Description of problem: TASK [openshift_master : Wait for API to become available] *FAILED - RETRYING: Wait for API to become available (xx retries left).* However, re-running the playbook allows it to continue. Version-Release number of the following components: openshift-ansible-3.7.42-1.git.2.9ee4e71.el7.noarch Tried with: ansible 2.5.0-2, 2.4.1.0, and 2.3.1.0 How reproducible: Unconfirmed Actual results: TASK [openshift_master : Wait for API to become available] ************************************************************ ************************************************************ ********************* *FAILED - RETRYING: Wait for API to become available (120 retries left).* . . . *FAILED - RETRYING: Wait for API to become available (1 retries left).* * [WARNING]: Consider using get_url or uri module rather than running curl* fatal: [ec2-54-242-126-28.compute-1.amazonaws.com]: FAILED! => { "attempts": 120, "changed": false, "cmd": [ "curl", "--silent", "--tlsv1.2", "--cacert", "/etc/origin/master/ca-bundle.crt", "https://console.sandbox.example.com/healthz/ready" ], "delta": "0:00:00.104755", "end": "2018-03-29 22:11:12.608324", "rc": 35, "start": "2018-03-29 22:11:12.503569" } MSG: non-zero return code Expected results: Install completes Additional info: I know this is a somewhat common error, however the common explanations I've found for the issue do not apply.
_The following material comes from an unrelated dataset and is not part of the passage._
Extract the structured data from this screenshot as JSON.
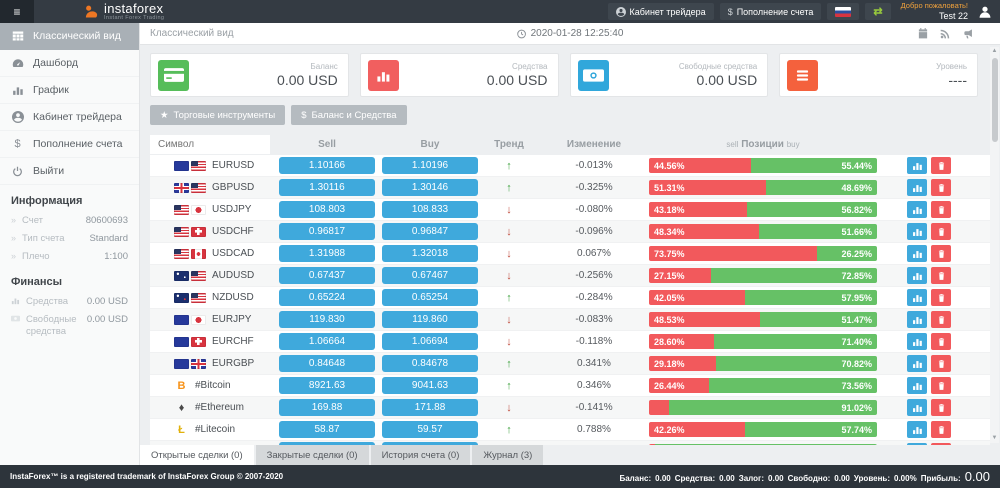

And, it is suspicious given that the second runthrough passes this step normally and install completes. I will upload logs etc
How long does the load balancer take to insert hosts into the pool? I assume
I don't understand the question -- was "I assume" cut off?
Yes, sorry about that. I'm assuming that clusterHostname = 'console.sandbox.example.com' ? And that it's some sort of load balancer. Can you verify that the load balancer is routing traffic as expected to the hosts at the time of the failure? The fact that simply re-running things fixes it leads me to believe that there's a delay in the load balancer routing traffic to the API servers.
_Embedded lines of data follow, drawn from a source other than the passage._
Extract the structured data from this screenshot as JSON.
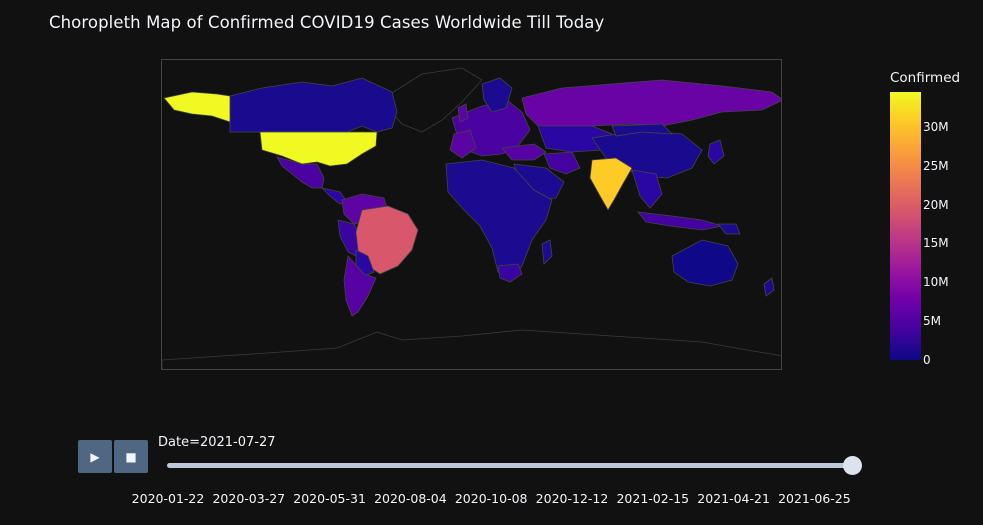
{
  "title": "Choropleth Map of Confirmed COVID19 Cases Worldwide Till Today",
  "colorbar": {
    "title": "Confirmed",
    "ticks": [
      "0",
      "5M",
      "10M",
      "15M",
      "20M",
      "25M",
      "30M"
    ],
    "colorscale": [
      "#0d0887",
      "#46039f",
      "#7201a8",
      "#9c179e",
      "#bd3786",
      "#d8576b",
      "#ed7953",
      "#fb9f3a",
      "#fdca26",
      "#f0f921"
    ]
  },
  "animation": {
    "play_label": "▶",
    "stop_label": "■",
    "current_label": "Date=2021-07-27",
    "current_date": "2021-07-27",
    "progress": 1.0,
    "date_ticks": [
      "2020-01-22",
      "2020-03-27",
      "2020-05-31",
      "2020-08-04",
      "2020-10-08",
      "2020-12-12",
      "2021-02-15",
      "2021-04-21",
      "2021-06-25"
    ]
  },
  "chart_data": {
    "type": "choropleth",
    "metric": "Confirmed",
    "range": [
      0,
      34500000
    ],
    "countries": [
      {
        "code": "USA",
        "value": 34500000
      },
      {
        "code": "IND",
        "value": 31500000
      },
      {
        "code": "BRA",
        "value": 19700000
      },
      {
        "code": "RUS",
        "value": 6200000
      },
      {
        "code": "FRA",
        "value": 6100000
      },
      {
        "code": "TUR",
        "value": 5700000
      },
      {
        "code": "GBR",
        "value": 5800000
      },
      {
        "code": "ARG",
        "value": 4900000
      },
      {
        "code": "COL",
        "value": 4700000
      },
      {
        "code": "ESP",
        "value": 4400000
      },
      {
        "code": "ITA",
        "value": 4300000
      },
      {
        "code": "IRN",
        "value": 3800000
      },
      {
        "code": "DEU",
        "value": 3800000
      },
      {
        "code": "IDN",
        "value": 3200000
      },
      {
        "code": "MEX",
        "value": 2800000
      },
      {
        "code": "ZAF",
        "value": 2400000
      },
      {
        "code": "PER",
        "value": 2100000
      },
      {
        "code": "CAN",
        "value": 1400000
      },
      {
        "code": "CHN",
        "value": 100000
      },
      {
        "code": "AUS",
        "value": 33000
      }
    ]
  }
}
Hi, A little input from the customers end: I tried to hit the loadbalancer host name. I'm getting nothing back at the current stage. [ec2-user@ip-xx-xx-10-xxx ~]$ curl -k http://console.x.sandbox.x.com/ curl: (7) Failed connect to console.x.sandbox.x.com:80; Connection refused Please let me know if more information is required for the same.
(In reply to Madhusudan Upadhyay from comment #6) > Hi, > A little input from the customers end: > > I tried to hit the loadbalancer host name. I'm getting nothing back at the > current stage. > > [ec2-user@ip-xx-xx-10-xxx ~]$ curl -k http://console.x.sandbox.x.com/ > curl: (7) Failed connect to console.x.sandbox.x.com:80; Connection refused > > > Please let me know if more information is required for the same. Then this sounds as if we need to debug why their load balancer isn't routing traffic to the api servers. Can you please work on that with the customer? BTW, that curl is against http not https, where as the ansible scripts are checking https so that may be the reason. Anyway, we need to understand where this is failing. Can they curl the api servers directly?